Kemudian pada 1958, Endang dan istrinya dibiayai oleh TD Pardede yang merupakan pengusaha tersohor asal Medan. Dia memperdalam ilmu kedokteran gigi ke Seattle, Amerika Serikat.
Kembali ke Indonesia, Endang kembali melatih UMS hingga sukses menjuarai lagi liga internal Persija musim 1959-1960. Berikutnya, dia juga berhasil membawa Persija menjuarai kompetisi perserikatan musim 1963-1964 yang sangat fenomenal.
Endang lalu ditunjuk melatih Timnas Indonesia. Pada 1966, Timnas Indonesia mengikuti Piala Aga Khan, di Pakistan. Sebagai pelatih, dia pertama kali menerapkan pola 4-2-4 dan berhasil membawa Timnas Indonesia menjuarai turnamen tersebut.

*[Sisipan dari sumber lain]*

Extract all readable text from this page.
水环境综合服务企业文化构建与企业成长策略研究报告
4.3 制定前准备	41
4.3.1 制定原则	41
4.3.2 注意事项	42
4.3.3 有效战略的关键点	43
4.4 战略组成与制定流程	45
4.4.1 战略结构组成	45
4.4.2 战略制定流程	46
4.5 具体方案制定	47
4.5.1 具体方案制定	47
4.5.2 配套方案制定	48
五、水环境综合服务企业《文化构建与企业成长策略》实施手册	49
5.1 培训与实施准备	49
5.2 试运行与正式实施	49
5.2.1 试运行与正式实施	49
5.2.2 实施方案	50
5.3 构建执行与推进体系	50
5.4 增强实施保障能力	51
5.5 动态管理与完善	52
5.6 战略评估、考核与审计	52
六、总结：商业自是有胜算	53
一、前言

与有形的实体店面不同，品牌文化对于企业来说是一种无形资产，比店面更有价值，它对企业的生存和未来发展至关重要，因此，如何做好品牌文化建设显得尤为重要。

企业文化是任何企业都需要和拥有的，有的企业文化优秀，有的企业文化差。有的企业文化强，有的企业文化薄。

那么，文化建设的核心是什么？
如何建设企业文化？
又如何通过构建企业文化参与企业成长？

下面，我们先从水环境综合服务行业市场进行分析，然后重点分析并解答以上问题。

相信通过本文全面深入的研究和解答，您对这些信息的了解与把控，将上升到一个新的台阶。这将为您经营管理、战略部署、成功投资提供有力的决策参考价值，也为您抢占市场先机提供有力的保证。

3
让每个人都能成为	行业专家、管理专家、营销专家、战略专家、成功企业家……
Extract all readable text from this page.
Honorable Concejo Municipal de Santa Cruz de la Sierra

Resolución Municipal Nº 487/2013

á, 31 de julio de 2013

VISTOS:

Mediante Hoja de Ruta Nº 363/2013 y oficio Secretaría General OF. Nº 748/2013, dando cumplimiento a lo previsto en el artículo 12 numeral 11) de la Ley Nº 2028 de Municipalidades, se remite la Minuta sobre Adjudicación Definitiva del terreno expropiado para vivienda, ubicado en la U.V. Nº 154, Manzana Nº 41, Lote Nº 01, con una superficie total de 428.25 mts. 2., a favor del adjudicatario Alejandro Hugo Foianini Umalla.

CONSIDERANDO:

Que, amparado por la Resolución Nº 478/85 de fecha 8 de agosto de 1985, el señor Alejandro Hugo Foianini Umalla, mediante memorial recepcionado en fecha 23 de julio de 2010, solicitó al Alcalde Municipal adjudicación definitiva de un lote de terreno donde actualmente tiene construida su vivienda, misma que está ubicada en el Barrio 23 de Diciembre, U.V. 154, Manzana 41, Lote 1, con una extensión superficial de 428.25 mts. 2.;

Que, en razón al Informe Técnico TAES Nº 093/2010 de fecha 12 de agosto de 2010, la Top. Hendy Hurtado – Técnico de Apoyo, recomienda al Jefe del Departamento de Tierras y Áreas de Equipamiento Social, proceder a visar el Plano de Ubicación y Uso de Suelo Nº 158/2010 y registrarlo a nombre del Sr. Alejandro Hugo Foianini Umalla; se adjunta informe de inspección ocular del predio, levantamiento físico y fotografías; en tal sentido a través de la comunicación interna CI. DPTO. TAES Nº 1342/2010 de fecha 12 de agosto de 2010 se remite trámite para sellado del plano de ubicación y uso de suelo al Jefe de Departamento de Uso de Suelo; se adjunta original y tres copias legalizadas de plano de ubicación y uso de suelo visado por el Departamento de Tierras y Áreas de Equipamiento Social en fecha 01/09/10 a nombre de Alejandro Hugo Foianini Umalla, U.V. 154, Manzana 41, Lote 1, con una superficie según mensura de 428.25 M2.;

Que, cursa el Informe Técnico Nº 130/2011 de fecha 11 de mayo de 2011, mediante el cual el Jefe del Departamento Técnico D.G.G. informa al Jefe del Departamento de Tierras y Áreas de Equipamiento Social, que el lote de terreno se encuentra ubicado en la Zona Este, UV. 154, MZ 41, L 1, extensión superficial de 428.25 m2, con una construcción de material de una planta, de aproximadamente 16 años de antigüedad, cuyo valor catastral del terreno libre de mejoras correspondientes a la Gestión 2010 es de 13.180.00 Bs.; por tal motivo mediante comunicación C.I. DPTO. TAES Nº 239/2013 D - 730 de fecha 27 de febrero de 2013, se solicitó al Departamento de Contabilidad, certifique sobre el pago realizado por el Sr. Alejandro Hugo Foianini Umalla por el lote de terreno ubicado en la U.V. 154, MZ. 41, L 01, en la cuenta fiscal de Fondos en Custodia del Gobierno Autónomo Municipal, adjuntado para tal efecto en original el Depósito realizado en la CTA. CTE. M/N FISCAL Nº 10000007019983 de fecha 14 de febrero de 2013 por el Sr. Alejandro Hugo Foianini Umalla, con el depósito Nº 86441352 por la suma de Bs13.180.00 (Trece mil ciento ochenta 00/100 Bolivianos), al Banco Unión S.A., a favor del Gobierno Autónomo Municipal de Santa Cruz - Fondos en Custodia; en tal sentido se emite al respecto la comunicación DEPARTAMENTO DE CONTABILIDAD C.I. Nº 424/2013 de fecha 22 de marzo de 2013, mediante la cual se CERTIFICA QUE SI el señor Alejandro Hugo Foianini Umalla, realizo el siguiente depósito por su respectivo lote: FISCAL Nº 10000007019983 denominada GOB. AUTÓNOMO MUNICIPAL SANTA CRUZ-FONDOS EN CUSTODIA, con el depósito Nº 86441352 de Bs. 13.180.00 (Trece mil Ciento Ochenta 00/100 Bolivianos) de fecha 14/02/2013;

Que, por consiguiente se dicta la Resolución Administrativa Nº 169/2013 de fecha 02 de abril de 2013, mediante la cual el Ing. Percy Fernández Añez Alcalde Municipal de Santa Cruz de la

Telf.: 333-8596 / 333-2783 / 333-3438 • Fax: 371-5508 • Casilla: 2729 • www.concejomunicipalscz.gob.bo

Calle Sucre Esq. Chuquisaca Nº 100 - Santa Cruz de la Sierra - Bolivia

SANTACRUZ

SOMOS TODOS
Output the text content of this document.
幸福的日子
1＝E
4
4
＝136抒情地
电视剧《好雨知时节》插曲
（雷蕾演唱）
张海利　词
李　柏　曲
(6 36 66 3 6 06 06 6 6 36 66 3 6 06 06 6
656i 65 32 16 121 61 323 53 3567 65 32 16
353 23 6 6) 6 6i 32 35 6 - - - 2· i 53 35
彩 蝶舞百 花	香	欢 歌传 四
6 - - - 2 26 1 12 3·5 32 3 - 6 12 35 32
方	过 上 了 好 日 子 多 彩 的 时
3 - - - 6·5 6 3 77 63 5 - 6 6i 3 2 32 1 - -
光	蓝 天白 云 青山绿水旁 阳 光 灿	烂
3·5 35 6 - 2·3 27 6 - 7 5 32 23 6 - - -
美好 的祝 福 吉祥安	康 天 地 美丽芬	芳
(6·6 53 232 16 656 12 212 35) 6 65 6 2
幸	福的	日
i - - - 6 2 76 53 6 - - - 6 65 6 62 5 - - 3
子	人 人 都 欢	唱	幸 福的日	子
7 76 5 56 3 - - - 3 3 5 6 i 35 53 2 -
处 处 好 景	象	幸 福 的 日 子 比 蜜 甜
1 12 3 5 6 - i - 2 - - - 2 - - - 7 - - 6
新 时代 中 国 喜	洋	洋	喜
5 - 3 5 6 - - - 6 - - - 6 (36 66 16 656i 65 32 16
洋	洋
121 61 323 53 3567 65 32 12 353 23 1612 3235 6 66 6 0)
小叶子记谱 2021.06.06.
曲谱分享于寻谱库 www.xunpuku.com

Deretan prestasi berhasil diukirnya bersama tim nasional Indonesia adalah meraih Juara Piala Raja di Thailand (1968), Juara Merdeka Games di Malaysia (1969), Juara Pesta Sukan di Singapura, Juara Anniversary Cup (1972), Juara Agha Khan Cup di Pakistan, hingga mengalahkan Timnas Uruguay 2-1 dalam pertandingan persahabatan di Jakarta pada 1974.
Endang Witarsa meninggal di Jakarta, pada 2 April 2008, setelah dirawat saat usia 92 tahun. Dia meninggalkan 4 anak, 12 cucu, dan 9 cicit. Sebagian besar dari usianya, dihabiskan untuk sepak bola, baik sebagai pemain maupun pelatih.